The test suite covers all Zod schemas, server utilities, and credit logic with unit tests, and the full upload-to-output journey with Playwright end-to-end scenarios. The application reaches a Lighthouse score above 90 across all four categories — Performance, Accessibility, Best Practices, and SEO — on a codebase that includes AI calls, file uploads, and Stripe integrations. Static assets are served from Netlify's CDN edge. Deploy previews generate automatically on every pull request.

Results

The finished platform covers the complete lifecycle a paying SaaS requires: metered access, AI-powered core feature, subscription billing, file management, and transactional email. The codebase is structured for a team — server and client boundaries are explicit, all external contracts are typed against generated Supabase types and Zod schemas, and the test suite provides a documented baseline for regression coverage.

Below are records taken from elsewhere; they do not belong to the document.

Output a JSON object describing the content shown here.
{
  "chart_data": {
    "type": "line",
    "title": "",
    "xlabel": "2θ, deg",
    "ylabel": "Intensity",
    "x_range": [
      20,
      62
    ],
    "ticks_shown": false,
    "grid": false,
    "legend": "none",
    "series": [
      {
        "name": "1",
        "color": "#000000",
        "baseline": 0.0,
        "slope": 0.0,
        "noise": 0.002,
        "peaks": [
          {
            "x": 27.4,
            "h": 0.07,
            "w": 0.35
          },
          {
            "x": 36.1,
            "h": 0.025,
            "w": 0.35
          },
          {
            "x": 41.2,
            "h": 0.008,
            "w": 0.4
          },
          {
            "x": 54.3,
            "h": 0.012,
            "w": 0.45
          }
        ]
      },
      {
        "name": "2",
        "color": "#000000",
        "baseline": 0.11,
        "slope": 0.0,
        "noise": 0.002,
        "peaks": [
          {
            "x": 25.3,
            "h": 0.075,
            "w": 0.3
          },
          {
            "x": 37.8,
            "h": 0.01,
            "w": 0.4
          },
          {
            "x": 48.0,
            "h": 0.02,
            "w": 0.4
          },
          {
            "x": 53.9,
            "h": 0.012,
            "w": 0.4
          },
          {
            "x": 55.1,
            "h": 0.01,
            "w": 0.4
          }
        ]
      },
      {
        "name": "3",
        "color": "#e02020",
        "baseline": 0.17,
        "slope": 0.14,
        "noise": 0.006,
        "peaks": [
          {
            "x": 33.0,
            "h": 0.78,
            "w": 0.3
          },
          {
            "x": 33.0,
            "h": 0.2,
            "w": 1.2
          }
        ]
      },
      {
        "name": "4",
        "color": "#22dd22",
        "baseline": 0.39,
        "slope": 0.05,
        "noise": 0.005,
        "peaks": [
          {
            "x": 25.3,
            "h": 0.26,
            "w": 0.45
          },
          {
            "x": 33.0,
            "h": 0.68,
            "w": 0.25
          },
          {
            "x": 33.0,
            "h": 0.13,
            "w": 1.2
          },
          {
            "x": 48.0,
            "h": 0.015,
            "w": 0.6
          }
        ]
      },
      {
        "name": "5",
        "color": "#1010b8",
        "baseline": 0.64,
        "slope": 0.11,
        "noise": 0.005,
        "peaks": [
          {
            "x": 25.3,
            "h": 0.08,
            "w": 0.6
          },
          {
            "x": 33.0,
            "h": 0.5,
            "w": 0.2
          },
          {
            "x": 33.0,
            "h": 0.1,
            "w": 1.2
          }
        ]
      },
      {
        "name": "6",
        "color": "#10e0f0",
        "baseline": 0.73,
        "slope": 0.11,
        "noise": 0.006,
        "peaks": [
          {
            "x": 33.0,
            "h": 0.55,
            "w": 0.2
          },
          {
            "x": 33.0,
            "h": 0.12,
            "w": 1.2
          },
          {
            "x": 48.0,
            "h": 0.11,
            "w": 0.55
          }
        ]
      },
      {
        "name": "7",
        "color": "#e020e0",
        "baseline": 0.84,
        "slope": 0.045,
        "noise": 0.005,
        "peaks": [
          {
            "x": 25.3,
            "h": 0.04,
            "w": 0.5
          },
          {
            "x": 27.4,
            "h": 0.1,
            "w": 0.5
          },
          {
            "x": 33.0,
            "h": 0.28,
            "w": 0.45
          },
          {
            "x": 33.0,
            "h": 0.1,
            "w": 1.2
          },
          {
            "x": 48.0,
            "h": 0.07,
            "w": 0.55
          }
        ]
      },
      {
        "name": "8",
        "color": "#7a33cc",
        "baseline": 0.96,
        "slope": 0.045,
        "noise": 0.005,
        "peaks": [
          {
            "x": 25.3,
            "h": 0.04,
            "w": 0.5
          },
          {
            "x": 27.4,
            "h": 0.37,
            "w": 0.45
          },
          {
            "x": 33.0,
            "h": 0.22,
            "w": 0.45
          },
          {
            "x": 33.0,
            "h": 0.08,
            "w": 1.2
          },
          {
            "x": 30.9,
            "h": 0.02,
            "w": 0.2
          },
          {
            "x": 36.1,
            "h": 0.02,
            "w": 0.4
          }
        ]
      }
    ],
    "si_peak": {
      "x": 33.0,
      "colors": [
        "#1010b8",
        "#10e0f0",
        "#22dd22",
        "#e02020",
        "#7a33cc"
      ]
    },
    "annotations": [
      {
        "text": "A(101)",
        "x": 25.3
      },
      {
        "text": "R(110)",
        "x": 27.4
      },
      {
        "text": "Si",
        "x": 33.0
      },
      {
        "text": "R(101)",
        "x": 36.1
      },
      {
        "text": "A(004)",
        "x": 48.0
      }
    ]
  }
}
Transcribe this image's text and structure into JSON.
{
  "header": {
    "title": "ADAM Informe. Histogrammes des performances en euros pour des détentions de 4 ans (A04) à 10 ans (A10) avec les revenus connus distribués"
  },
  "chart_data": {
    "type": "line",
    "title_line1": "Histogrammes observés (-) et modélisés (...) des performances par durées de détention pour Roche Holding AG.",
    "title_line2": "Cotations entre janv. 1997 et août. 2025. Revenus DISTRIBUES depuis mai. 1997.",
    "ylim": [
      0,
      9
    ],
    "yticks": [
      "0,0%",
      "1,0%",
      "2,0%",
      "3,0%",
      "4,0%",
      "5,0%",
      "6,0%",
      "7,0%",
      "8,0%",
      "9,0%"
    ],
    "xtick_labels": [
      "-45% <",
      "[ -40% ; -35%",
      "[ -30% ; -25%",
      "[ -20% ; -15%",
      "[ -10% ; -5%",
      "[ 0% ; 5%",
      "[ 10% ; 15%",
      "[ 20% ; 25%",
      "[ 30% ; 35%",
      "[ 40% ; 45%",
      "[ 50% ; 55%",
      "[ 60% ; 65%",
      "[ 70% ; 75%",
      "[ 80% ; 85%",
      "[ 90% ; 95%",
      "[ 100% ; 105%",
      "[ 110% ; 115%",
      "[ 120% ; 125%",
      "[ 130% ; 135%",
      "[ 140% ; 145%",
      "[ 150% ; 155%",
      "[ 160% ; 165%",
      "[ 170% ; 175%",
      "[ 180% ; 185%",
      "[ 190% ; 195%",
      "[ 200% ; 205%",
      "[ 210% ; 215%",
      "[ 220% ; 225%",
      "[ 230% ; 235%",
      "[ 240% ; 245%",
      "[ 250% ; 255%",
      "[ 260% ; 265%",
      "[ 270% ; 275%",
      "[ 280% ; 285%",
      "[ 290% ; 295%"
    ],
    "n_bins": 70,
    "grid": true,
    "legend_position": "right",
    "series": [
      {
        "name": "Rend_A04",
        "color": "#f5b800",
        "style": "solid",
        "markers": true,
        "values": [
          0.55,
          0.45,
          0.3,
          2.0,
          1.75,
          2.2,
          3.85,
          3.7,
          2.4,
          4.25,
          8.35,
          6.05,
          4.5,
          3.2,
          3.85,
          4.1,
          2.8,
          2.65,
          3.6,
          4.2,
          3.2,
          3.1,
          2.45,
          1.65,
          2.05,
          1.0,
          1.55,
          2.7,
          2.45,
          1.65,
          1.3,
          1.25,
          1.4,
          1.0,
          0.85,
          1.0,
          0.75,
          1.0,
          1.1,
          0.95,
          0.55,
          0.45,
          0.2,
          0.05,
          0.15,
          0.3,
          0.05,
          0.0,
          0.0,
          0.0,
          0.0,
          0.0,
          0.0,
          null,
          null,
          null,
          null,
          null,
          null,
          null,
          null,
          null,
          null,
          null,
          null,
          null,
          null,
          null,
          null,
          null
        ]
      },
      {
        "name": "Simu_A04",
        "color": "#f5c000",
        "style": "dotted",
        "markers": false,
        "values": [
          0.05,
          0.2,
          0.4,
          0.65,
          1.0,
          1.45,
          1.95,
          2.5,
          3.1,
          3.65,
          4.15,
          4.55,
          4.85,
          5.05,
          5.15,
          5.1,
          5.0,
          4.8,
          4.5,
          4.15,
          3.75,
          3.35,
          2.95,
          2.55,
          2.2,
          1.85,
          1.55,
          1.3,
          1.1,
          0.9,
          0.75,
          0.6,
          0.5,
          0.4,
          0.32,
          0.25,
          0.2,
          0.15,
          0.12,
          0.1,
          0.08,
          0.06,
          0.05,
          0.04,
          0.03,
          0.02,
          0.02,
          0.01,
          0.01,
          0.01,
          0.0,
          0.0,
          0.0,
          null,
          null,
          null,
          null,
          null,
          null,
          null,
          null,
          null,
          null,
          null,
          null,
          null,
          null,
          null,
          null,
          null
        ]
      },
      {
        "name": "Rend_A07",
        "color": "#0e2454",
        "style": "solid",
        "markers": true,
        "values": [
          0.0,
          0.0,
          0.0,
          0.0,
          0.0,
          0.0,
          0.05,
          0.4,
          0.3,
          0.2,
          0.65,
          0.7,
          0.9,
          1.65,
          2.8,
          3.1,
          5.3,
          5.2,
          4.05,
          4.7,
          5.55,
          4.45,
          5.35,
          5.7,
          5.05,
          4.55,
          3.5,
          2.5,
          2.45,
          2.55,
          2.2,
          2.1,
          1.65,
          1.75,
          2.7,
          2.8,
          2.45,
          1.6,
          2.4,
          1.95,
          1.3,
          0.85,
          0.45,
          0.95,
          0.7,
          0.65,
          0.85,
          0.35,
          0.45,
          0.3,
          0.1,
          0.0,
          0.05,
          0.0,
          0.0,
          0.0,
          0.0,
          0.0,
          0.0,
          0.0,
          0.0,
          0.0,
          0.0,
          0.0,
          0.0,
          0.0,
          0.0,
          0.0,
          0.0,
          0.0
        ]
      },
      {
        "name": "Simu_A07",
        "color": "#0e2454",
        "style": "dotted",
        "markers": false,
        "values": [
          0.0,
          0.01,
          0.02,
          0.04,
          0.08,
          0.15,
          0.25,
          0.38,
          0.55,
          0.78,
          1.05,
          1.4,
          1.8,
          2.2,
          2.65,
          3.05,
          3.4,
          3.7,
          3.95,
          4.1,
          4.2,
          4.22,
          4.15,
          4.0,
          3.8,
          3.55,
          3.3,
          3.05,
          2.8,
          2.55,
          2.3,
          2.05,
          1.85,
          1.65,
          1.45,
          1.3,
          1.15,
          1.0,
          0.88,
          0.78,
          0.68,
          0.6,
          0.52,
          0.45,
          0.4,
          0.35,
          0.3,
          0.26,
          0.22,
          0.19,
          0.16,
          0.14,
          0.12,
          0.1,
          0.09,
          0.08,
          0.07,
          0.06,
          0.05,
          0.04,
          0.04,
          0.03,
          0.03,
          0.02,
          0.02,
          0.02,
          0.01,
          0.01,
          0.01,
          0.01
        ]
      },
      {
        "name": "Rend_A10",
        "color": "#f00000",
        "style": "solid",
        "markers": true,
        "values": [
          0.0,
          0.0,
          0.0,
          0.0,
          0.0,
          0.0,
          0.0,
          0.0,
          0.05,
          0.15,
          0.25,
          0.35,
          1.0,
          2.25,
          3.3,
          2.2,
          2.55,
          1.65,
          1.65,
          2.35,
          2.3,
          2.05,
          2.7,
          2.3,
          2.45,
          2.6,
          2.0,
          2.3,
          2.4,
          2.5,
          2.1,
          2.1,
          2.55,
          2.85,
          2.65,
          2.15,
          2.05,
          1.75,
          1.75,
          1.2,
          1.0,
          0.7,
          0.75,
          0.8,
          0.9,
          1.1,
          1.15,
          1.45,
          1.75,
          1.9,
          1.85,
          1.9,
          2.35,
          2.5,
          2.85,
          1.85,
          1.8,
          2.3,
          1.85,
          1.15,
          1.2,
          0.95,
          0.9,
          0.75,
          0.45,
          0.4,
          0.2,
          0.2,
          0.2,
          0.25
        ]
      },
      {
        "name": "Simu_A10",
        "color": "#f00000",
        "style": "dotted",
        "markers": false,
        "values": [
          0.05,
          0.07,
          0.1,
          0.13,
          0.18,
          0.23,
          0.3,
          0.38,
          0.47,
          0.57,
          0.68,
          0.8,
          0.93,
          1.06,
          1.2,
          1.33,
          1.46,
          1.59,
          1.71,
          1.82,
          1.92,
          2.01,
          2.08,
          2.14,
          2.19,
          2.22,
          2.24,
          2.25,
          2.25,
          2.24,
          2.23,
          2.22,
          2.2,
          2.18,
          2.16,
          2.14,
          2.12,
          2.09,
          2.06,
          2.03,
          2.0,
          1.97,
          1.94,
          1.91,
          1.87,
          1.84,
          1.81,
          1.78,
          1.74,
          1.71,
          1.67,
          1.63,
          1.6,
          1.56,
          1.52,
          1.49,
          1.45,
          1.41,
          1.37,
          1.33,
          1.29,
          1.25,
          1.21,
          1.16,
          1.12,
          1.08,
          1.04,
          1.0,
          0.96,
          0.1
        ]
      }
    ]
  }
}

A 90+ Lighthouse score across all four categories on a full-stack AI SaaS is not a default outcome. It reflects decisions made early — about rendering strategy, asset handling, and component boundaries — that most projects defer until performance becomes a complaint.

Tech Stack

TechnologyPurpose
Next.js (App Router)Framework, routing, and server components
SupabaseAuth, database, storage, and RLS
Gemini 2.0 FlashAI floor plan processing
StripeSubscription billing and webhook events
Tailwind CSSDesign system and layout
ZodSchema validation across server and client
Playwright + JestEnd-to-end and unit test coverage
Netlify + OpenNextDeployment and edge CDN

Closing

Auth, AI, billing, storage, tests, deployment — solo, from schema to production. ArcPlan is what a developer who can own a full product looks like in code.